Global benchmark Brent crude oil LCOc1 was down 30 cents to 59.12 dollars a barrel by 0905 GMT. U.S. West Texas Intermediate crude oil CLc1 declined 11 cents to 53.67 dollars a barrel.
Signs of still ample global oil supplies, combined with concerns about economic growth in China, the world’s largest oil importer, pressured prices.
“A rebound in upside potential looks unlikely at this stage given that bullish catalysts are in short supply,” said Stephen Brennock of oil broker PVM.
“Only a meaningful U.S.-China trade agreement or deeper OPEC cuts will change the negative status quo, neither of which seems to be forthcoming.”
The Organization of the Petroleum Exporting Countries (OPEC), Russia and other oil producers, an alliance known as OPEC+, agreed in December to cut supply by 1.2 million barrels per day (bpd) from the start of this year.

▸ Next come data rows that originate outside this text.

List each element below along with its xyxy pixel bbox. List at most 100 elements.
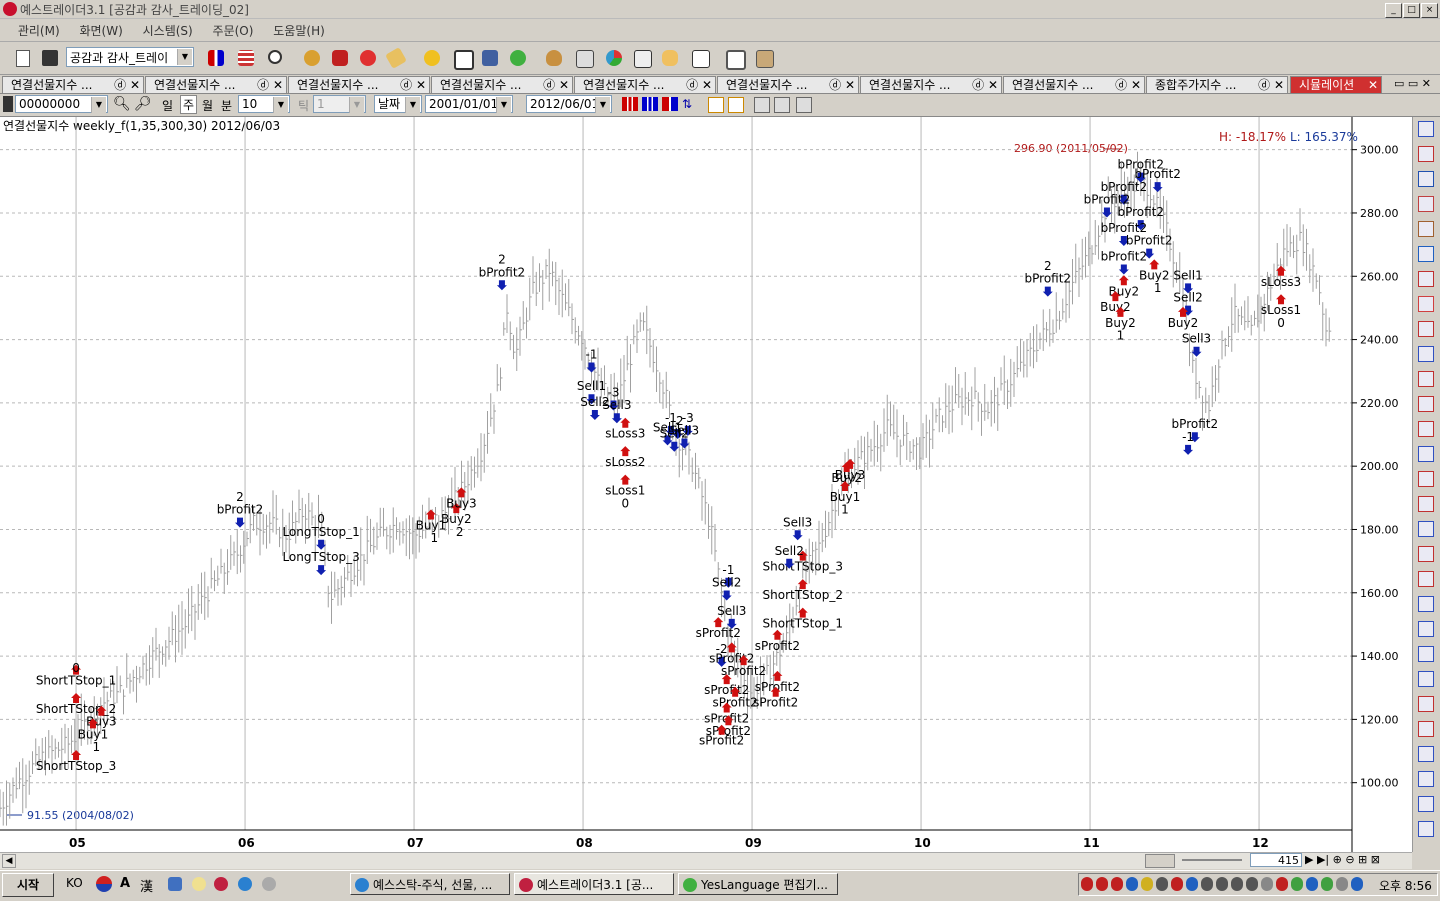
tray-icon[interactable] bbox=[1081, 877, 1093, 891]
moneybag-button[interactable] bbox=[542, 46, 566, 70]
close-button[interactable]: × bbox=[1421, 3, 1438, 18]
tab-8[interactable]: 종합주가지수 ... ⓓ ✕ bbox=[1146, 76, 1288, 93]
scroll-left-icon[interactable]: ◀ bbox=[2, 854, 16, 868]
drawing-tool-icon[interactable] bbox=[1418, 421, 1434, 437]
si-button[interactable] bbox=[420, 46, 444, 70]
close-icon[interactable]: ✕ bbox=[1368, 77, 1378, 93]
tray-icon[interactable] bbox=[1246, 877, 1258, 891]
drawing-tool-icon[interactable] bbox=[1418, 721, 1434, 737]
yl-button[interactable] bbox=[506, 46, 530, 70]
tray-icon[interactable] bbox=[1126, 877, 1138, 891]
period-month[interactable]: 월 bbox=[202, 97, 213, 114]
ime-hanja[interactable]: 漢 bbox=[140, 876, 153, 895]
stop-button[interactable] bbox=[328, 46, 352, 70]
tab-3[interactable]: 연결선물지수 ... ⓓ ✕ bbox=[431, 76, 573, 93]
tray-icon[interactable] bbox=[1171, 877, 1183, 891]
close-icon[interactable]: ⓓ ✕ bbox=[972, 77, 998, 93]
ticket-button[interactable] bbox=[384, 46, 408, 70]
tab-6[interactable]: 연결선물지수 ... ⓓ ✕ bbox=[860, 76, 1002, 93]
chevron-down-icon[interactable]: ▼ bbox=[177, 49, 192, 65]
drawing-tool-icon[interactable] bbox=[1418, 346, 1434, 362]
drawing-tool-icon[interactable] bbox=[1418, 546, 1434, 562]
korean-flag-icon[interactable] bbox=[96, 876, 112, 892]
ime-ko[interactable]: KO bbox=[66, 876, 83, 890]
quicklaunch-media-icon[interactable] bbox=[262, 877, 276, 891]
tray-icon[interactable] bbox=[1186, 877, 1198, 891]
new-page-button[interactable] bbox=[12, 46, 36, 70]
close-icon[interactable]: ⓓ ✕ bbox=[400, 77, 426, 93]
chevron-down-icon[interactable]: ▼ bbox=[273, 97, 288, 113]
column-chart-icon[interactable] bbox=[642, 97, 658, 111]
window-split-icon[interactable] bbox=[796, 97, 812, 113]
start-button[interactable]: 시작 bbox=[2, 873, 54, 897]
drawing-tool-icon[interactable] bbox=[1418, 821, 1434, 837]
start-date-input[interactable]: 2001/01/01 ▼ bbox=[425, 95, 513, 113]
panel-toggle-icon[interactable] bbox=[3, 96, 13, 112]
save-button[interactable] bbox=[38, 46, 62, 70]
tv-button[interactable] bbox=[450, 46, 474, 70]
tab-0[interactable]: 연결선물지수 ... ⓓ ✕ bbox=[2, 76, 144, 93]
hand-button[interactable] bbox=[658, 46, 682, 70]
drawing-tool-icon[interactable] bbox=[1418, 171, 1434, 187]
copy-icon[interactable] bbox=[708, 97, 724, 113]
minimize-button[interactable]: _ bbox=[1385, 3, 1402, 18]
tab-window-controls[interactable]: ▭ ▭ ✕ bbox=[1394, 77, 1431, 90]
calculator-button[interactable] bbox=[572, 46, 596, 70]
chevron-down-icon[interactable]: ▼ bbox=[496, 97, 511, 113]
drawing-tool-icon[interactable] bbox=[1418, 621, 1434, 637]
menu-system[interactable]: 시스템(S) bbox=[135, 19, 201, 42]
drawing-tool-icon[interactable] bbox=[1418, 571, 1434, 587]
compare-icon[interactable] bbox=[662, 97, 678, 111]
drawing-tool-icon[interactable] bbox=[1418, 146, 1434, 162]
quicklaunch-ie-icon[interactable] bbox=[168, 877, 182, 891]
task-yestrader[interactable]: 예스트레이더3.1 [공... bbox=[514, 873, 674, 895]
tab-1[interactable]: 연결선물지수 ... ⓓ ✕ bbox=[145, 76, 287, 93]
scroll-thumb[interactable] bbox=[1145, 854, 1175, 868]
news-button[interactable] bbox=[688, 46, 712, 70]
tray-icon[interactable] bbox=[1261, 877, 1273, 891]
menu-manage[interactable]: 관리(M) bbox=[10, 19, 68, 42]
close-icon[interactable]: ⓓ ✕ bbox=[686, 77, 712, 93]
nav-controls-icon[interactable]: ▶ ▶| ⊕ ⊖ ⊞ ⊠ bbox=[1305, 853, 1380, 866]
close-icon[interactable]: ⓓ ✕ bbox=[114, 77, 140, 93]
code-input[interactable]: 00000000 ▼ bbox=[15, 95, 108, 113]
tab-4[interactable]: 연결선물지수 ... ⓓ ✕ bbox=[574, 76, 716, 93]
tray-icon[interactable] bbox=[1351, 877, 1363, 891]
price-chart[interactable]: 연결선물지수 weekly_f(1,35,300,30) 2012/06/03 … bbox=[0, 117, 1412, 852]
pie-button[interactable] bbox=[602, 46, 626, 70]
screen-button[interactable] bbox=[630, 46, 654, 70]
menu-order[interactable]: 주문(O) bbox=[205, 19, 262, 42]
period-week[interactable]: 주 bbox=[180, 95, 198, 114]
alert-button[interactable] bbox=[356, 46, 380, 70]
quicklaunch-bulb-icon[interactable] bbox=[192, 877, 206, 891]
period-day[interactable]: 일 bbox=[162, 97, 173, 114]
tab-5[interactable]: 연결선물지수 ... ⓓ ✕ bbox=[717, 76, 859, 93]
tab-7[interactable]: 연결선물지수 ... ⓓ ✕ bbox=[1003, 76, 1145, 93]
menu-help[interactable]: 도움말(H) bbox=[265, 19, 333, 42]
drawing-tool-icon[interactable] bbox=[1418, 396, 1434, 412]
ime-a[interactable]: A bbox=[120, 876, 130, 891]
menu-screen[interactable]: 화면(W) bbox=[71, 19, 130, 42]
drawing-tool-icon[interactable] bbox=[1418, 521, 1434, 537]
tray-icon[interactable] bbox=[1276, 877, 1288, 891]
drawing-tool-icon[interactable] bbox=[1418, 296, 1434, 312]
close-icon[interactable]: ⓓ ✕ bbox=[1115, 77, 1141, 93]
zoom-icon[interactable]: 🔎︎ bbox=[134, 96, 152, 112]
close-icon[interactable]: ⓓ ✕ bbox=[1258, 77, 1284, 93]
tab-2[interactable]: 연결선물지수 ... ⓓ ✕ bbox=[288, 76, 430, 93]
square-button[interactable] bbox=[752, 46, 776, 70]
drawing-tool-icon[interactable] bbox=[1418, 246, 1434, 262]
drawing-tool-icon[interactable] bbox=[1418, 796, 1434, 812]
task-yeslanguage[interactable]: YesLanguage 편집기... bbox=[678, 873, 838, 895]
period-minute[interactable]: 분 bbox=[221, 97, 232, 114]
expand-button[interactable] bbox=[722, 46, 746, 70]
close-icon[interactable]: ⓓ ✕ bbox=[257, 77, 283, 93]
drawing-tool-icon[interactable] bbox=[1418, 446, 1434, 462]
tray-icon[interactable] bbox=[1111, 877, 1123, 891]
drawing-tool-icon[interactable] bbox=[1418, 371, 1434, 387]
table-button[interactable] bbox=[234, 46, 258, 70]
drawing-tool-icon[interactable] bbox=[1418, 596, 1434, 612]
drawing-tool-icon[interactable] bbox=[1418, 746, 1434, 762]
search-icon[interactable]: 🔍︎ bbox=[113, 96, 131, 112]
tray-icon[interactable] bbox=[1291, 877, 1303, 891]
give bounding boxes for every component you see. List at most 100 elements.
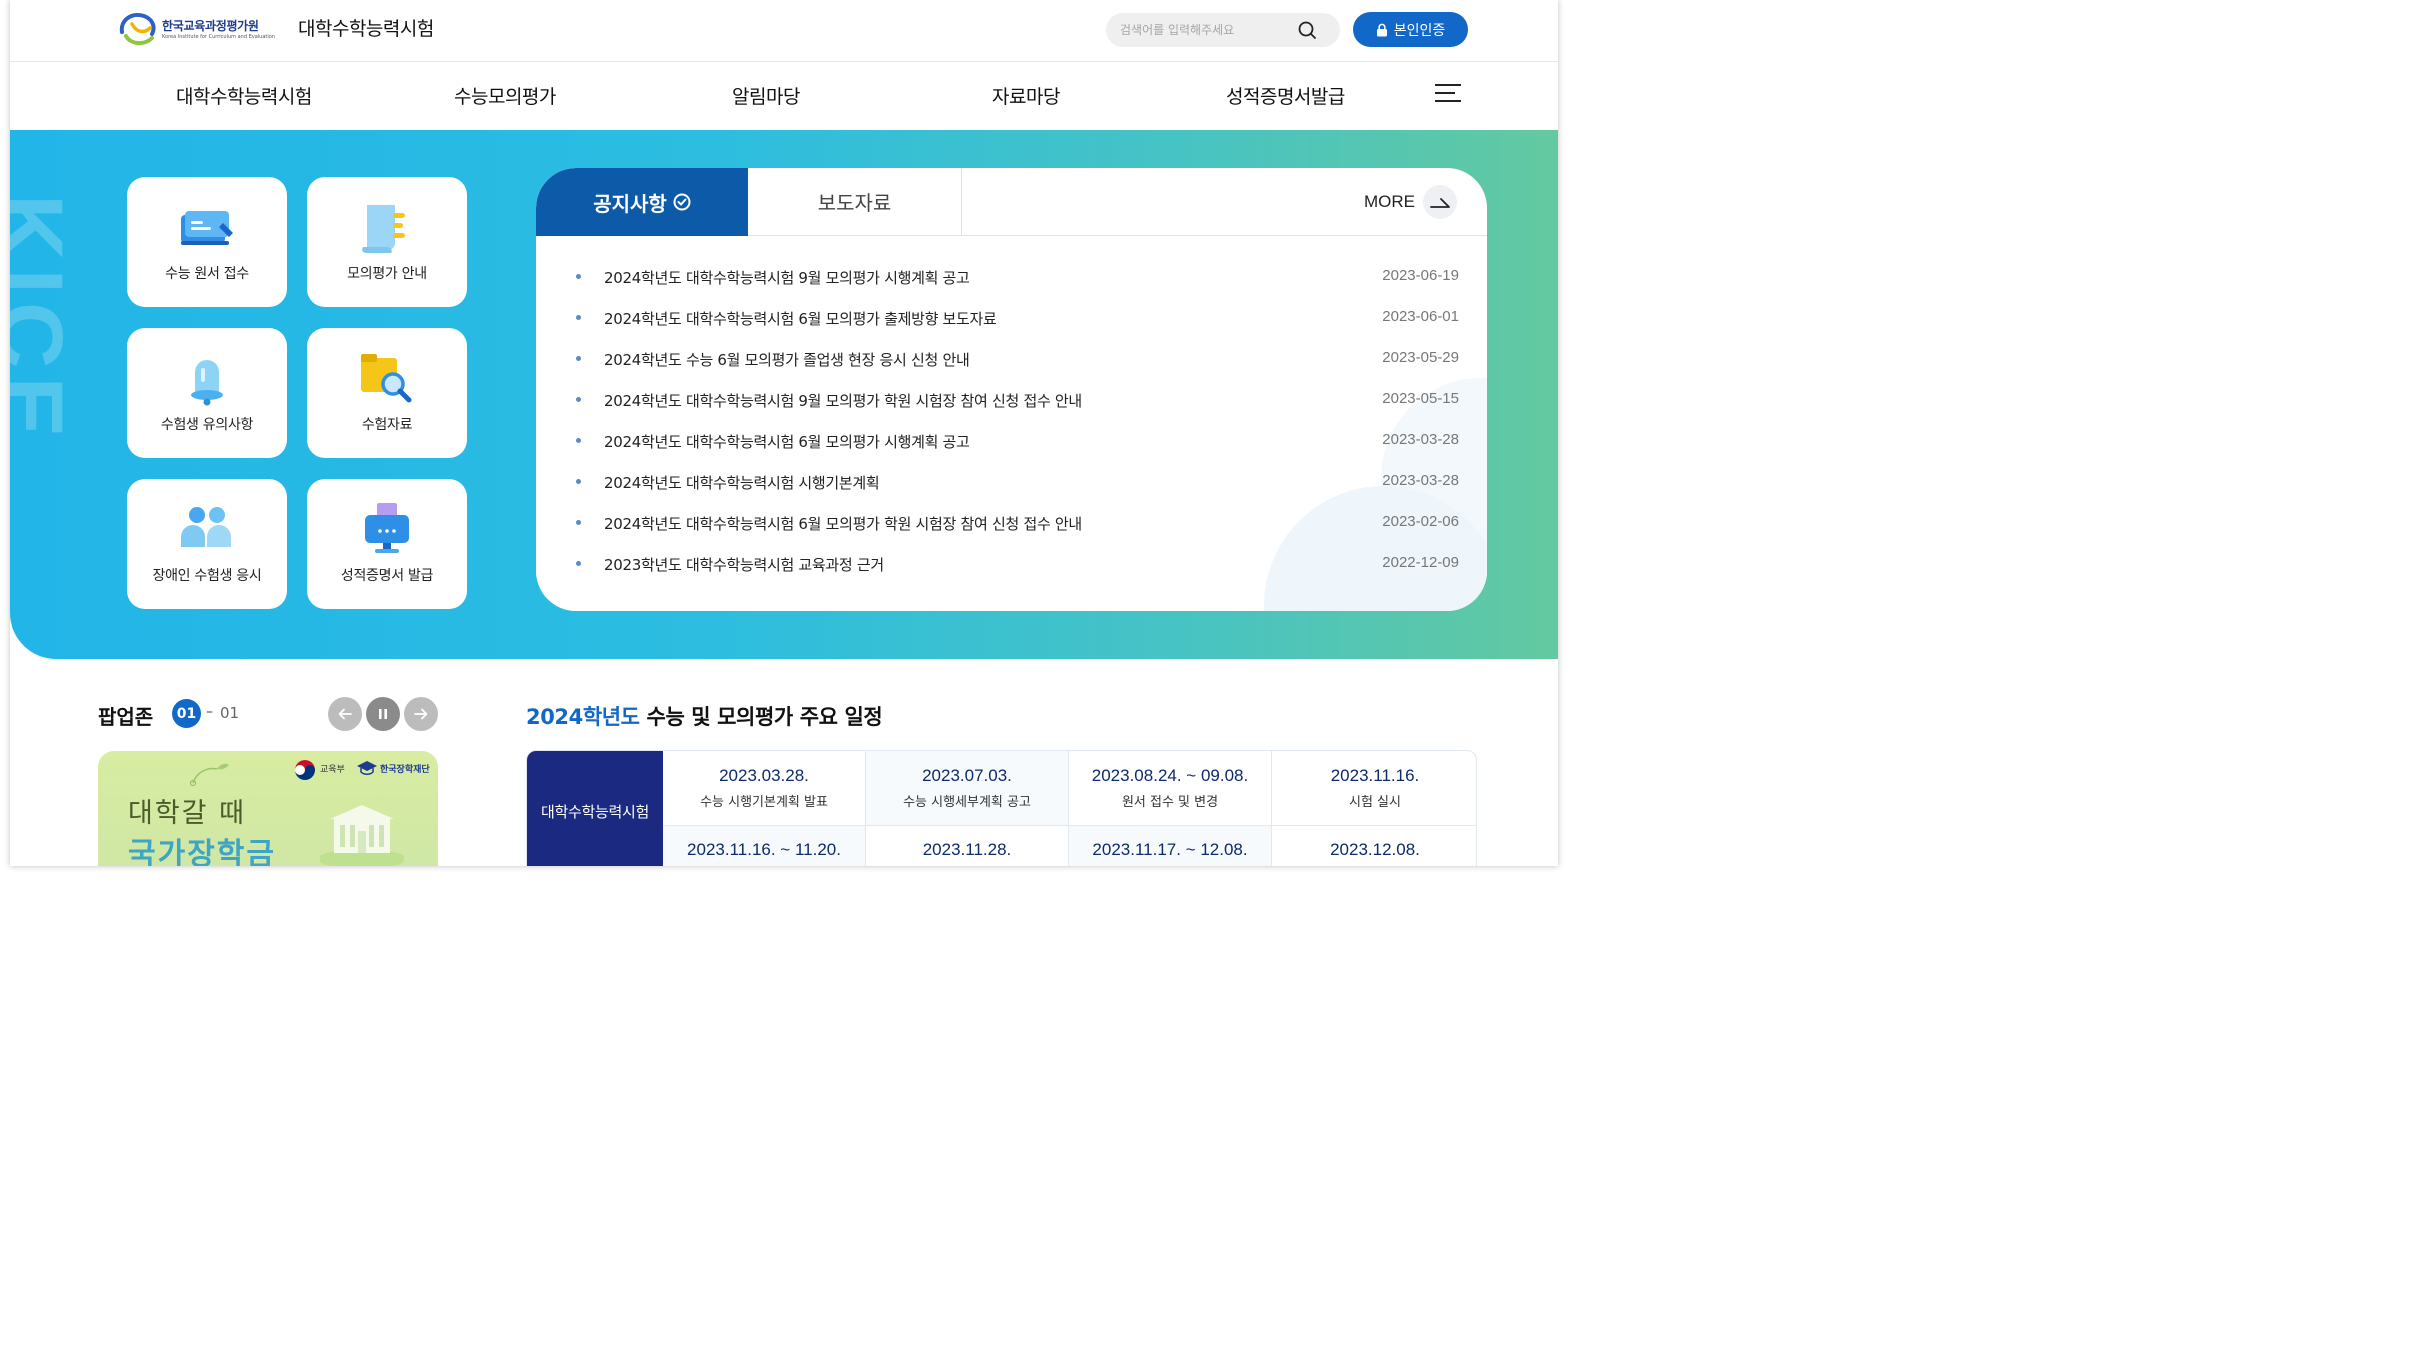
notice-date: 2023-02-06 — [1382, 513, 1459, 530]
schedule-cell: 2023.11.28. — [866, 826, 1069, 866]
notice-item[interactable]: 2024학년도 대학수학능력시험 9월 모의평가 학원 시험장 참여 신청 접수… — [536, 386, 1487, 416]
lock-icon — [1376, 23, 1387, 36]
quick-link-mock-guide[interactable]: 모의평가 안내 — [307, 177, 467, 307]
schedule-title: 2024학년도 수능 및 모의평가 주요 일정 — [526, 701, 883, 731]
quick-link-precautions[interactable]: 수험생 유의사항 — [127, 328, 287, 458]
identity-verification-button[interactable]: 본인인증 — [1353, 12, 1468, 47]
nav-item-notices[interactable]: 알림마당 — [732, 82, 800, 109]
identity-verification-label: 본인인증 — [1393, 22, 1446, 39]
bullet-icon — [576, 520, 581, 525]
arrow-right-icon — [414, 708, 428, 720]
popup-next-button[interactable] — [404, 697, 438, 731]
notice-item[interactable]: 2024학년도 대학수학능력시험 6월 모의평가 학원 시험장 참여 신청 접수… — [536, 509, 1487, 539]
more-arrow-icon — [1423, 185, 1457, 219]
schedule-cell: 2023.07.03. 수능 시행세부계획 공고 — [866, 751, 1069, 826]
notice-item[interactable]: 2024학년도 대학수학능력시험 9월 모의평가 시행계획 공고 2023-06… — [536, 263, 1487, 293]
schedule-table: 대학수학능력시험 2023.03.28. 수능 시행기본계획 발표 2023.0… — [526, 750, 1477, 866]
tab-press-releases[interactable]: 보도자료 — [748, 168, 962, 236]
schedule-title-text: 수능 및 모의평가 주요 일정 — [646, 705, 883, 729]
bullet-icon — [576, 561, 581, 566]
tab-notices-label: 공지사항 — [593, 191, 667, 216]
nav-item-certificate[interactable]: 성적증명서발급 — [1226, 82, 1345, 109]
popup-index-separator: – — [206, 704, 213, 720]
quick-link-label: 수능 원서 접수 — [165, 266, 249, 282]
search-icon[interactable] — [1294, 18, 1320, 42]
logo-english-text: Korea Institute for Curriculum and Evalu… — [162, 34, 275, 40]
schedule-cell: 2023.12.08. — [1272, 826, 1476, 866]
quick-link-exam-materials[interactable]: 수험자료 — [307, 328, 467, 458]
search-input[interactable] — [1120, 20, 1300, 40]
hamburger-menu-icon[interactable] — [1435, 84, 1461, 106]
schedule-desc: 원서 접수 및 변경 — [1121, 795, 1219, 810]
quick-link-application[interactable]: 수능 원서 접수 — [127, 177, 287, 307]
schedule-cell: 2023.11.16. ~ 11.20. — [663, 826, 866, 866]
quick-link-certificate-issue[interactable]: 성적증명서 발급 — [307, 479, 467, 609]
ministry-emblem-icon — [295, 760, 315, 780]
bullet-icon — [576, 397, 581, 402]
tab-notices[interactable]: 공지사항 — [536, 168, 748, 236]
sprout-icon — [189, 763, 229, 787]
kice-logo-icon[interactable] — [118, 10, 160, 46]
schedule-date: 2023.03.28. — [719, 766, 809, 785]
banner-subheadline: 국가장학금 — [128, 837, 276, 866]
nav-item-csat[interactable]: 대학수학능력시험 — [176, 82, 312, 109]
schedule-row-header: 대학수학능력시험 — [527, 751, 663, 866]
schedule-date: 2023.12.08. — [1330, 840, 1420, 859]
notice-title: 2023학년도 대학수학능력시험 교육과정 근거 — [604, 556, 884, 574]
hero-section: KICE 수능 원서 접수 모의평가 안내 수험생 유의사항 수험자료 장애인 … — [10, 130, 1558, 659]
schedule-date: 2023.08.24. ~ 09.08. — [1091, 766, 1249, 785]
schedule-date: 2023.11.17. ~ 12.08. — [1092, 840, 1248, 859]
quick-link-label: 모의평가 안내 — [347, 266, 427, 282]
notice-item[interactable]: 2024학년도 수능 6월 모의평가 졸업생 현장 응시 신청 안내 2023-… — [536, 345, 1487, 375]
popup-zone-title: 팝업존 — [98, 705, 154, 729]
notice-item[interactable]: 2024학년도 대학수학능력시험 시행기본계획 2023-03-28 — [536, 468, 1487, 498]
popup-banner-scholarship[interactable]: 교육부 한국장학재단 대학갈 때 국가장학금 — [98, 751, 438, 866]
notice-item[interactable]: 2024학년도 대학수학능력시험 6월 모의평가 출제방향 보도자료 2023-… — [536, 304, 1487, 334]
application-form-icon — [181, 211, 233, 245]
schedule-cell: 2023.08.24. ~ 09.08. 원서 접수 및 변경 — [1069, 751, 1272, 826]
document-guide-icon — [362, 205, 405, 253]
nav-item-resources[interactable]: 자료마당 — [992, 82, 1060, 109]
people-icon — [181, 507, 231, 547]
schedule-desc: 수능 시행기본계획 발표 — [700, 795, 828, 810]
banner-org-foundation: 한국장학재단 — [380, 765, 430, 775]
check-circle-icon — [673, 193, 691, 211]
notice-board: 공지사항 보도자료 MORE 2024학년도 대학수학능력시험 9월 모의평가 … — [536, 168, 1487, 611]
quick-link-disabled-candidates[interactable]: 장애인 수험생 응시 — [127, 479, 287, 609]
graduation-cap-icon — [357, 761, 377, 775]
more-label: MORE — [1364, 192, 1415, 211]
more-button[interactable]: MORE — [1364, 185, 1457, 219]
schedule-date: 2023.11.28. — [922, 840, 1012, 859]
certificate-print-icon — [365, 503, 409, 553]
notice-title: 2024학년도 대학수학능력시험 6월 모의평가 출제방향 보도자료 — [604, 310, 997, 328]
notice-date: 2023-06-01 — [1382, 308, 1459, 325]
bullet-icon — [576, 479, 581, 484]
kice-watermark: KICE — [10, 194, 81, 446]
browser-page: 한국교육과정평가원 Korea Institute for Curriculum… — [10, 0, 1558, 866]
notice-date: 2022-12-09 — [1382, 554, 1459, 571]
notice-title: 2024학년도 대학수학능력시험 9월 모의평가 학원 시험장 참여 신청 접수… — [604, 392, 1082, 410]
arrow-left-icon — [338, 708, 352, 720]
notice-title: 2024학년도 수능 6월 모의평가 졸업생 현장 응시 신청 안내 — [604, 351, 970, 369]
notice-item[interactable]: 2024학년도 대학수학능력시험 6월 모의평가 시행계획 공고 2023-03… — [536, 427, 1487, 457]
pause-icon — [379, 709, 387, 719]
bullet-icon — [576, 438, 581, 443]
schedule-cell: 2023.03.28. 수능 시행기본계획 발표 — [663, 751, 866, 826]
logo-korean-text: 한국교육과정평가원 — [162, 19, 259, 33]
alert-bell-icon — [191, 360, 223, 406]
quick-link-label: 수험자료 — [361, 417, 413, 433]
site-title[interactable]: 대학수학능력시험 — [298, 14, 434, 41]
notice-title: 2024학년도 대학수학능력시험 9월 모의평가 시행계획 공고 — [604, 269, 970, 287]
notice-date: 2023-06-19 — [1382, 267, 1459, 284]
banner-org-ministry: 교육부 — [320, 765, 345, 775]
notice-item[interactable]: 2023학년도 대학수학능력시험 교육과정 근거 2022-12-09 — [536, 550, 1487, 580]
bullet-icon — [576, 356, 581, 361]
schedule-date: 2023.11.16. ~ 11.20. — [687, 840, 841, 859]
bullet-icon — [576, 315, 581, 320]
bullet-icon — [576, 274, 581, 279]
folder-search-icon — [361, 354, 412, 403]
nav-item-mock-exam[interactable]: 수능모의평가 — [454, 82, 556, 109]
popup-prev-button[interactable] — [328, 697, 362, 731]
top-header: 한국교육과정평가원 Korea Institute for Curriculum… — [10, 0, 1558, 62]
popup-pause-button[interactable] — [366, 697, 400, 731]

Russia, the world’s second-largest oil producer, said on Sunday it did not meet its supply reduction commitment in September because of an increase in natural gas condensate output as the country prepared for winter.
Additionally, talks between OPEC members Kuwait and Saudi Arabia to resume oil production from joint fields in the Neutral Zone between the two countries, with capacity of 500,000 barrels per day, could mean more supply returning to the market.
While market participants believe OPEC+ could decide to extend output cuts in an upcoming December meeting, economic headwinds are curbing bullish sentiment and fuelling oil demand concerns.
China’s economic growth slowed to 6 per cent year-on-year in the third quarter, its weakest in 27-1/2 years and short of expectations due to soft factory production and continuing trade tensions.
However, a 9.4 per cent year-on-year increase in China’s refinery throughput for September signalled that petroleum demand remained robust.
“This level of crude intake would imply that every province had simultaneously processed close-to-record volumes of crude based on their historical regional reporting,” JBC analysts said in a note.
European shares opened slightly higher on Monday and UK government bond yields rose as investors remained hopeful that Britain would be able to avoid a disorderly exit from the European Union.
Analysts have said any British-EU agreement that avoids a no-deal Brexit should boost economic growth and oil demand.